Можно сделать всё что угодно — и умереть, в том числе.
Но Ганс живой. Только стал старше; двадцать один ему, должно быть. Совсем взрослый, покупает пиво с гордым видом.
В этот раз Бертольд поддался сразу, едва Ганс завалился в его сторону, и даже приобнял рукой за шею: изголодавшийся, жадный, нервный. Бертольду всегда было плевать на отношения. Плевать на поцелуи, прогулки за ручку, пьяный секс на вечеринке. Ганс вёл себя иначе, точно прошёл эту кухню за два грёбаных года. Целовал уже с напором, не как на школьной парковке, быстро и нежно.
Он был его первым. И учился Бертольд в темпе.
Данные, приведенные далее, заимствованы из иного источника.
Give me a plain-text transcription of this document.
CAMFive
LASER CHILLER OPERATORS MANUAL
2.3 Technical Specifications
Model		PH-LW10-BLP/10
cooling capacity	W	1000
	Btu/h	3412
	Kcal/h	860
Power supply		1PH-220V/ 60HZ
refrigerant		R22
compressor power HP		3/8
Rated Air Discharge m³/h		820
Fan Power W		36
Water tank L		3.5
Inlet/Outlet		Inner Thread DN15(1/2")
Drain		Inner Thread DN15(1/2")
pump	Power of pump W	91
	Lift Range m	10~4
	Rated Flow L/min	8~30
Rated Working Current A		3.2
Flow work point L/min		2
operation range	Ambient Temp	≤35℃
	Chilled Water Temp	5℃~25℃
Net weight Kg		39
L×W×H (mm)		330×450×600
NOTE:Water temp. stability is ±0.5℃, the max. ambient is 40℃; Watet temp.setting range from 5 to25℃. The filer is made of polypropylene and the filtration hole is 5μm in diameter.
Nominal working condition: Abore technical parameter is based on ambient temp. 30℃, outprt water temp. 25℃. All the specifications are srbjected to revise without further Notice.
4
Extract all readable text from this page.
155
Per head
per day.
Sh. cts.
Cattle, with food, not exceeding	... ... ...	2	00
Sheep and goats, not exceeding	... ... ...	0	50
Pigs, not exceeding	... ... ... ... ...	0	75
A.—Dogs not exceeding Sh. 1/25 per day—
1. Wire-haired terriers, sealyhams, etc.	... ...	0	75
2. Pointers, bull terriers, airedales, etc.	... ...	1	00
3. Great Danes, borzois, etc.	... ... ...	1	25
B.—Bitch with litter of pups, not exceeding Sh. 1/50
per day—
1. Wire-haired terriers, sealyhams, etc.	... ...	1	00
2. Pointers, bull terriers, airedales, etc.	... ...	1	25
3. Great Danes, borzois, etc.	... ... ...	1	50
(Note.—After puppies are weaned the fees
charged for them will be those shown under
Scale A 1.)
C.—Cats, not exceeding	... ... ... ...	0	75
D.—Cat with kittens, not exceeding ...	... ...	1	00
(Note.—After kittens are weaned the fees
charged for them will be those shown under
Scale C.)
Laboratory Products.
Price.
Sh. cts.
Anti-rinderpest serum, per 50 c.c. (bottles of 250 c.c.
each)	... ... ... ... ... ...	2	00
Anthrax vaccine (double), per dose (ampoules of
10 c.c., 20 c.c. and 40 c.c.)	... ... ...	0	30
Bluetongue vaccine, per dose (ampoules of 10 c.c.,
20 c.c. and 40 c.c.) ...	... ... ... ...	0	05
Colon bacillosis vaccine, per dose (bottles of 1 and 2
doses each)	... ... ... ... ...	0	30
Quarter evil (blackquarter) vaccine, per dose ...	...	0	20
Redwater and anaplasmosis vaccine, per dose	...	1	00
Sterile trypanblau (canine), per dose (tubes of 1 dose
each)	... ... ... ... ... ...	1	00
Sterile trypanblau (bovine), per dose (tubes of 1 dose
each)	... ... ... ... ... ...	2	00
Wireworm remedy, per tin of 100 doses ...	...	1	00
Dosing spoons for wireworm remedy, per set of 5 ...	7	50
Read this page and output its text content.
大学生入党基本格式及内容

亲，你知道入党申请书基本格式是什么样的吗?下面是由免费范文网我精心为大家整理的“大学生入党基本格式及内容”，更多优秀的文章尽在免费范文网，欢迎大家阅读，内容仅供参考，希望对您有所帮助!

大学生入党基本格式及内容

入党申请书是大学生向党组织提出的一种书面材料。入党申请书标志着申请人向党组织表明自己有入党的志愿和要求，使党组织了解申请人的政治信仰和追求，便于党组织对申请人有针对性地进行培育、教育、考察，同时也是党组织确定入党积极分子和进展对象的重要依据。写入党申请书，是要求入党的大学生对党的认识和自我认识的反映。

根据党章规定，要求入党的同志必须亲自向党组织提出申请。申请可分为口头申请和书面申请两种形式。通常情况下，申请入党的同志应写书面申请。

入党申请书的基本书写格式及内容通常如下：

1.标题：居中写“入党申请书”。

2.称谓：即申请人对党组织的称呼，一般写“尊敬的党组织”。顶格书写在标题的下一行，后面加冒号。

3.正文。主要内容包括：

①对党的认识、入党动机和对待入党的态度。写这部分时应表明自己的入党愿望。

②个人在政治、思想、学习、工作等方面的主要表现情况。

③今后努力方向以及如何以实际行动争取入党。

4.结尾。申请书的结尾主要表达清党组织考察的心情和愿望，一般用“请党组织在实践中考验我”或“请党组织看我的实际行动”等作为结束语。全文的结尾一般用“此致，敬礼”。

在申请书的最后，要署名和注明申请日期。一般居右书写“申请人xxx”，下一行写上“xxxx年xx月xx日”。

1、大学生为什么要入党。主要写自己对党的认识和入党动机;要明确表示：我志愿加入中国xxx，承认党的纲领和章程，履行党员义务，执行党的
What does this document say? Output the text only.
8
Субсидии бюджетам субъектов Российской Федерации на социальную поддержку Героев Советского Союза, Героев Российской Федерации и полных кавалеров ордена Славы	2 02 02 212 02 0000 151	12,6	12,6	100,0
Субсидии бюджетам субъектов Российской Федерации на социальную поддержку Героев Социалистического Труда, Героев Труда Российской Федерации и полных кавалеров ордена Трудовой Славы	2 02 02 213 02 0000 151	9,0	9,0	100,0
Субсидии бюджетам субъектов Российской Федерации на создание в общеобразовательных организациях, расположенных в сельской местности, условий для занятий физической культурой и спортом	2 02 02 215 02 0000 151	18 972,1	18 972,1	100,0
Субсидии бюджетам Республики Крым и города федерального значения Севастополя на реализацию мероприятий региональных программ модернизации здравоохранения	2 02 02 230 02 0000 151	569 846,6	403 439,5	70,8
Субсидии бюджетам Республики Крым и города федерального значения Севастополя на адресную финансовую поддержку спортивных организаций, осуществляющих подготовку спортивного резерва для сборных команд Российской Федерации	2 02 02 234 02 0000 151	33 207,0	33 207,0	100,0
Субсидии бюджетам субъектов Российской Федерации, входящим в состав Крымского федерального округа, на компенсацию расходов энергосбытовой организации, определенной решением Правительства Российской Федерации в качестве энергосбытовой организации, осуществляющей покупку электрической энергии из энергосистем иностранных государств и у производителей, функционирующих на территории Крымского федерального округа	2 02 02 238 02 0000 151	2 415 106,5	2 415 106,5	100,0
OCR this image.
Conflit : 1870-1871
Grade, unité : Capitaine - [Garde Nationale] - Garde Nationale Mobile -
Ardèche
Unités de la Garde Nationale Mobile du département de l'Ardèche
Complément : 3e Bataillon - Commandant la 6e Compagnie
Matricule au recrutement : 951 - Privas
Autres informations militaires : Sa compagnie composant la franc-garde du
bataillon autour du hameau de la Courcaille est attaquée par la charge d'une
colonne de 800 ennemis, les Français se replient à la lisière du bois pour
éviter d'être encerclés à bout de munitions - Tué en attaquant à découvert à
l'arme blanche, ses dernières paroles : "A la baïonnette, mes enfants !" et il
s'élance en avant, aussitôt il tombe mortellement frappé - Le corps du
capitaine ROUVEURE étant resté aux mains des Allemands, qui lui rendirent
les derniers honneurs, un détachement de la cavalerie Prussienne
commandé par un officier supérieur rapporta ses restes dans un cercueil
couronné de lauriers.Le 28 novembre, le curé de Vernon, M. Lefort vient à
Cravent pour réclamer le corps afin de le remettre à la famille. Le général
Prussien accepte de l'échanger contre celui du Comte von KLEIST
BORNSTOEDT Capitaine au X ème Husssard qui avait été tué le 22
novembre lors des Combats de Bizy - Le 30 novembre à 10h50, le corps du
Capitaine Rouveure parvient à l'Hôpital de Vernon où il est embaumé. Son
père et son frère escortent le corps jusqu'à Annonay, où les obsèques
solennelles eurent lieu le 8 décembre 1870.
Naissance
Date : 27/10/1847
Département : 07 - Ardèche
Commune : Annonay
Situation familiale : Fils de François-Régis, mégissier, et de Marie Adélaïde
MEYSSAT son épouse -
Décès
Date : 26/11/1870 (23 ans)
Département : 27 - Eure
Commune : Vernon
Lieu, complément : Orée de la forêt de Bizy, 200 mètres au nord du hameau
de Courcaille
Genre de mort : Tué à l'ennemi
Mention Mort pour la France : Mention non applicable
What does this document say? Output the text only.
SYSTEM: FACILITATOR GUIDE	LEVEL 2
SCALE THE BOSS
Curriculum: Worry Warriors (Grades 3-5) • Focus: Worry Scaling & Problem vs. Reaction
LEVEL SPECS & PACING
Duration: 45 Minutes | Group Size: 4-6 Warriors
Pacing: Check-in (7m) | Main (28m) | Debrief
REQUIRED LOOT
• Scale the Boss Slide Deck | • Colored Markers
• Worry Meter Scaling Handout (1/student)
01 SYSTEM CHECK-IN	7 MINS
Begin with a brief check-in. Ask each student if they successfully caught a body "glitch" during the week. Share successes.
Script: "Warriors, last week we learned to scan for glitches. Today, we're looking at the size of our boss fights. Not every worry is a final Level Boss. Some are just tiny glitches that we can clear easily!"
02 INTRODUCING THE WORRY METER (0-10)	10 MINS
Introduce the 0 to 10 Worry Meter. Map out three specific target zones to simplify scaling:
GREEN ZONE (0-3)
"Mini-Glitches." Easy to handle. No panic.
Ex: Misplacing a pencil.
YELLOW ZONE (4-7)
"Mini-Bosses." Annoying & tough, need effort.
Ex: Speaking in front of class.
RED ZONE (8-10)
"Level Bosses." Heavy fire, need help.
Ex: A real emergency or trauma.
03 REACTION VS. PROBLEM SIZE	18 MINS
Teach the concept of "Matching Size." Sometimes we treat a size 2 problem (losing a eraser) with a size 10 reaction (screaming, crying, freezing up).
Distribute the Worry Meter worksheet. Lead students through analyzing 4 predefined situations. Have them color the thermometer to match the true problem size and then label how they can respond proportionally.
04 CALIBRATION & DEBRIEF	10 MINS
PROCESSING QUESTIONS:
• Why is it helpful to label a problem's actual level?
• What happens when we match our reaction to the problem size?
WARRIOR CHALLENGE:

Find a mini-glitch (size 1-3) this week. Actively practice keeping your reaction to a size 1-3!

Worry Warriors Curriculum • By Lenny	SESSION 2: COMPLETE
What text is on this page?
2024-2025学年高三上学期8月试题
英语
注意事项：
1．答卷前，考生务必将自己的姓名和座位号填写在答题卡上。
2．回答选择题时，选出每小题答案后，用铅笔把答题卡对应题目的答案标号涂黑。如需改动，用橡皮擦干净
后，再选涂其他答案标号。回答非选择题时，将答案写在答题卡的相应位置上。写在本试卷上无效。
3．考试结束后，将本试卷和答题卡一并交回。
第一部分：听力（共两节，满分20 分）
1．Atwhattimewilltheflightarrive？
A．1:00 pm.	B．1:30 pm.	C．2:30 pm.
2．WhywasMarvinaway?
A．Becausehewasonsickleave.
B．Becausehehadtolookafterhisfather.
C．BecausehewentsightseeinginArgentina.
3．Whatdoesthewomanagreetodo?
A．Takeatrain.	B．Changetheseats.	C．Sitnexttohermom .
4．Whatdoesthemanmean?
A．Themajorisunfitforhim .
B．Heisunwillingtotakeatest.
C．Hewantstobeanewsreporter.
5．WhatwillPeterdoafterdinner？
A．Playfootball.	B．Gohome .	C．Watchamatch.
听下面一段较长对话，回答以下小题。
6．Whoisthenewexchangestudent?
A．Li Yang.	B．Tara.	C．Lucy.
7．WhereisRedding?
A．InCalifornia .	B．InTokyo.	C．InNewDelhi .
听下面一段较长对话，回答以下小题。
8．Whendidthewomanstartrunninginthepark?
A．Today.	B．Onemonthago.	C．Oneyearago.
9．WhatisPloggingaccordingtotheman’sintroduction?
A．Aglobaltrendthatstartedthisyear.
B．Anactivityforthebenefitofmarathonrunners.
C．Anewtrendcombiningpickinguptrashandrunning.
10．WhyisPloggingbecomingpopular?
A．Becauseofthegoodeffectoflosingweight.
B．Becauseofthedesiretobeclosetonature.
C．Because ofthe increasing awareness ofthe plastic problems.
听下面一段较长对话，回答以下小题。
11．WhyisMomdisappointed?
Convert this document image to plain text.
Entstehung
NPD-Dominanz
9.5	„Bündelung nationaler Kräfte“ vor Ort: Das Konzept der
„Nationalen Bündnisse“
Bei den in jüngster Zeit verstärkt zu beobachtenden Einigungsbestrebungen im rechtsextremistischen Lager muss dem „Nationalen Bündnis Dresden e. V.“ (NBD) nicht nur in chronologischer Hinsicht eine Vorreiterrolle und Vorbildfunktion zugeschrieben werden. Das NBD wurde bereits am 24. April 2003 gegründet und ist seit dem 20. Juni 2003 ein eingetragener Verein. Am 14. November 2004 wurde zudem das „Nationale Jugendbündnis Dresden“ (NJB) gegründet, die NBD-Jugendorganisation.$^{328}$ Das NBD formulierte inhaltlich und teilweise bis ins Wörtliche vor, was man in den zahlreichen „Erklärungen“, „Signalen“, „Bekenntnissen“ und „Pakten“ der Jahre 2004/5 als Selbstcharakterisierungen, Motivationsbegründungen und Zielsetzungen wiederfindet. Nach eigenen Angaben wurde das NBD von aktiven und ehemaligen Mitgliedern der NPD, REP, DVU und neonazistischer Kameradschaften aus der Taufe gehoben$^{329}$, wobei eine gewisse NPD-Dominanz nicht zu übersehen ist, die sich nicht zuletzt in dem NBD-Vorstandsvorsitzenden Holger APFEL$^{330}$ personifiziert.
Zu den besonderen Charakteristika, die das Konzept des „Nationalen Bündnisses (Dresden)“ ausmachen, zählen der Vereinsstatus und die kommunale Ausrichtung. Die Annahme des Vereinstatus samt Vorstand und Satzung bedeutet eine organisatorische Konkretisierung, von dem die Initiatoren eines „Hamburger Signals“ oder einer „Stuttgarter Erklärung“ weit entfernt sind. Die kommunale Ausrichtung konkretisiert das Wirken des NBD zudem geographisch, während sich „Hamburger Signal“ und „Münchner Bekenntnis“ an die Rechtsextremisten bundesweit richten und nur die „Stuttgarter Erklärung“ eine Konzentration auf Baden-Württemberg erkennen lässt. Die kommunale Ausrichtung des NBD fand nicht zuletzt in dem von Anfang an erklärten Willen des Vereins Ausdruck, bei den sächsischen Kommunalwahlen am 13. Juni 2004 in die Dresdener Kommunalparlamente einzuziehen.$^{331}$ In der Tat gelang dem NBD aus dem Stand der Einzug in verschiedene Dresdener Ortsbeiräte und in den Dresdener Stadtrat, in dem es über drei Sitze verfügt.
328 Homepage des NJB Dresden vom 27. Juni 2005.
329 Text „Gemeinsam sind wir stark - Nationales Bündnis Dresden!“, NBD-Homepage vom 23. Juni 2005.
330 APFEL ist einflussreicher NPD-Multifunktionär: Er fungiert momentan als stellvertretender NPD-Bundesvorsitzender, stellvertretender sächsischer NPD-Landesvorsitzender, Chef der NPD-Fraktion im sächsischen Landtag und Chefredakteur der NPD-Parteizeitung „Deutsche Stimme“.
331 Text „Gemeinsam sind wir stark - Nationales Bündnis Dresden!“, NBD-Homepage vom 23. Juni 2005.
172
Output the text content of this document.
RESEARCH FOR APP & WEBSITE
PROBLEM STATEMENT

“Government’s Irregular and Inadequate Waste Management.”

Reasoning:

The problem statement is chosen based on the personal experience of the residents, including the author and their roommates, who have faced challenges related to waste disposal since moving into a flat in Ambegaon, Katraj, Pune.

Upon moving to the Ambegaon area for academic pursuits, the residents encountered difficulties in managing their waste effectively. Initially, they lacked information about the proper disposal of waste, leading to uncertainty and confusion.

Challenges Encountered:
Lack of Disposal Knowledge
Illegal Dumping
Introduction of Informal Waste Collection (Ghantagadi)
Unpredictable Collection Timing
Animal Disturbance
Сообразил: много ума не надо, просто облизывай чужой язык и всем будет в кайф.
Так и лизались как школьники, немного торопливо, грязно, нелепо. И на парковке «Уоллмарта», а не школы. Может, на них пялилась обеспокоенная старушка или семейная пара с полной тележкой, но ни Ганс, ни Бертольд о таком не думали, увлечённые друг другом. Верхняя губа, затем нижняя — прихватить, зализать, повторить.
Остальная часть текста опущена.